Altium Limited (ASX:ALU)
This Australian based PCB design software company has continued to surge higher throughout 2018. Following the theme of tech stocks on the ASX performing well in 2018, Altium continued to surge in the third quarter up from its 79.53% return in June to 94.88% in September.
5 worst performing stocks in 2018
Blue Sky Limited (ASX.BLA)
After being the target of short seller Glaucus back in April, Blue Sky’s share price has not recovered since taking out the worst performer crown in our June update, with a total return of -89.27% and only improving marginally since to a -89.13% return in September.
Ookami Limited (ASX:OOK)
After buying a ‘strategic equity position’ in blockchain company Brontech in December 2017 (and pushing shares up 42% at the time), the stock fell considerably through to June, and has now settled around a total return of -86.43% year to date.
Formerly TopBetta Holdings, The Newcastle-based Australian online bookmaker changed its name during the quarter after selling its ‘TopBetta’ and ‘Mad Bookie’ retail brands to PlayUp Limited for $6 million. The company also placed an additional $3 million of shares to raise funds and acquire Global Betting Services and Dynamic Odds in August. Markets have not reacted kindly to the news during this quarter, pushing returns down further to -83.00% year to date.
Retail Food Group (ASX.RFG)
After Retail Food Group’s horror performance in 2017, the fortunes of the company have not improved materially in 2018. The company announced a $306.7 million loss after recording $427 million in asset impairments and costs from closing almost 250 stores during the year. On top of the RFG’s managing director Andrew Nell stepping aside in May and Richard Hinson being appointed CEO, RFG’s chairman Colin Archer announced his retirement with immediate effect this week. RFG is down 79.96% in 2018.
After a $3.85 million stock placement in October 2017 and sales revenue growing across New York public schools, things looked positive for the games-based learning software company, however while sales of $533,404 to June 2018 were up on 2017’s result of $133,760, a net loss of $2,349,082 was recorded for the year. Shares for KNM returning -79.17% year to date.

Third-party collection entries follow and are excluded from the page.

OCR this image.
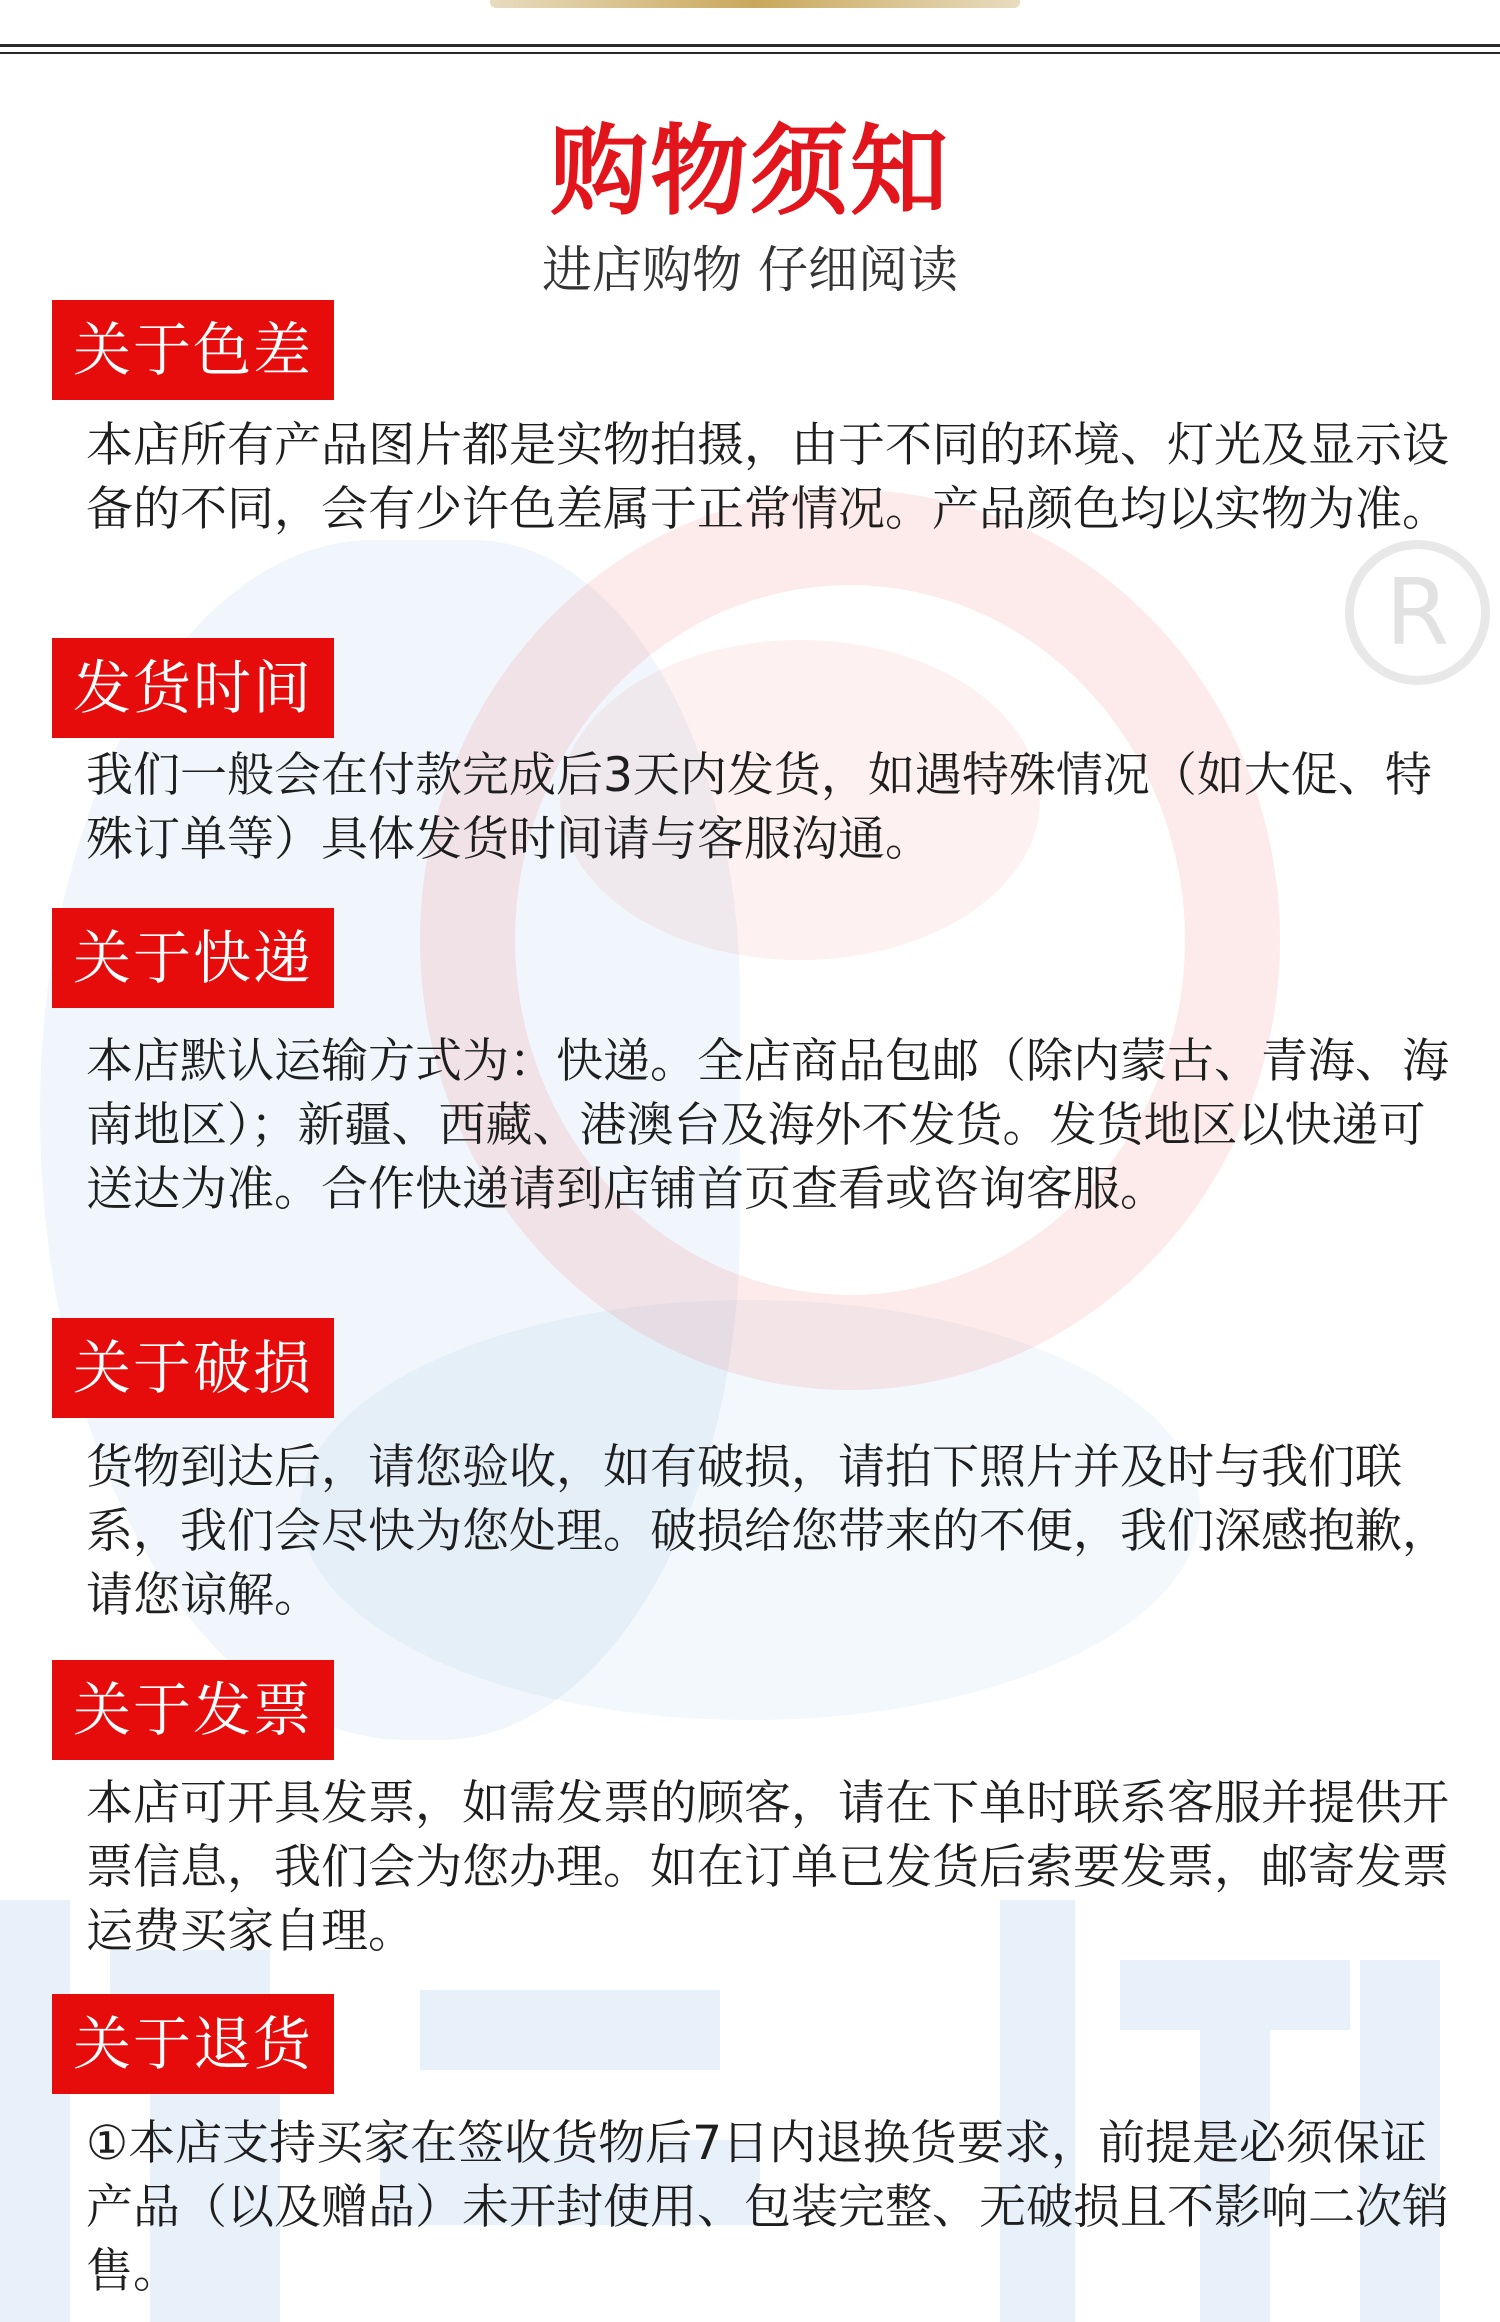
R
购物须知
进店购物 仔细阅读
关于色差

本店所有产品图片都是实物拍摄，由于不同的环境、灯光及显示设备的不同，会有少许色差属于正常情况。产品颜色均以实物为准。

发货时间

我们一般会在付款完成后3天内发货，如遇特殊情况（如大促、特殊订单等）具体发货时间请与客服沟通。

关于快递

本店默认运输方式为：快递。全店商品包邮（除内蒙古、青海、海南地区）；新疆、西藏、港澳台及海外不发货。发货地区以快递可送达为准。合作快递请到店铺首页查看或咨询客服。

关于破损

货物到达后，请您验收，如有破损，请拍下照片并及时与我们联系，我们会尽快为您处理。破损给您带来的不便，我们深感抱歉，请您谅解。

关于发票

本店可开具发票，如需发票的顾客，请在下单时联系客服并提供开票信息，我们会为您办理。如在订单已发货后索要发票，邮寄发票运费买家自理。

关于退货

①本店支持买家在签收货物后7日内退换货要求，前提是必须保证产品（以及赠品）未开封使用、包装完整、无破损且不影响二次销售。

Follow the 2018 Sharesight stock picking competition
We’ve made the 2018 Sharesight stock picking competition portfolio public for anyone to view, removing the need to be logged-in to Sharesight to follow your stock’s performance against all other entries throughout the competition.
Even if you don’t have a stock pick, this is an excellent way to follow the Sharesight competition. Bookmark the 2018 Sharesight stock picking competition public portfolio to check back at any time.
2018 Stock Picking Competition Notes:
We collated your responses (discarding invalid picks/typos/duplicates) and created a Sharesight portfolio with a holding of each share picked, with the following rules:
- The 2018 Sharesight Stock Picking Competition portfolio was created with a tax residency in Australia (with the performance of shares in markets outside Australia subject to currency effects)
- We “invested” $10,000 in each holding, but did not include brokerage for matters of convenience here. (Sharesight factors the impact of fees when calculating portfolio performance, as reducing portfolio fees can improve returns).
- All dividends are/will be included in the total performance calculation, and are reinvested.
- Performance figures are total return (versus annualised) as none of the portfolio positions has been held for longer than one year.
- The winner will be the person(s) who picked the top performing stock over the period January 1st through to December 31st 2018.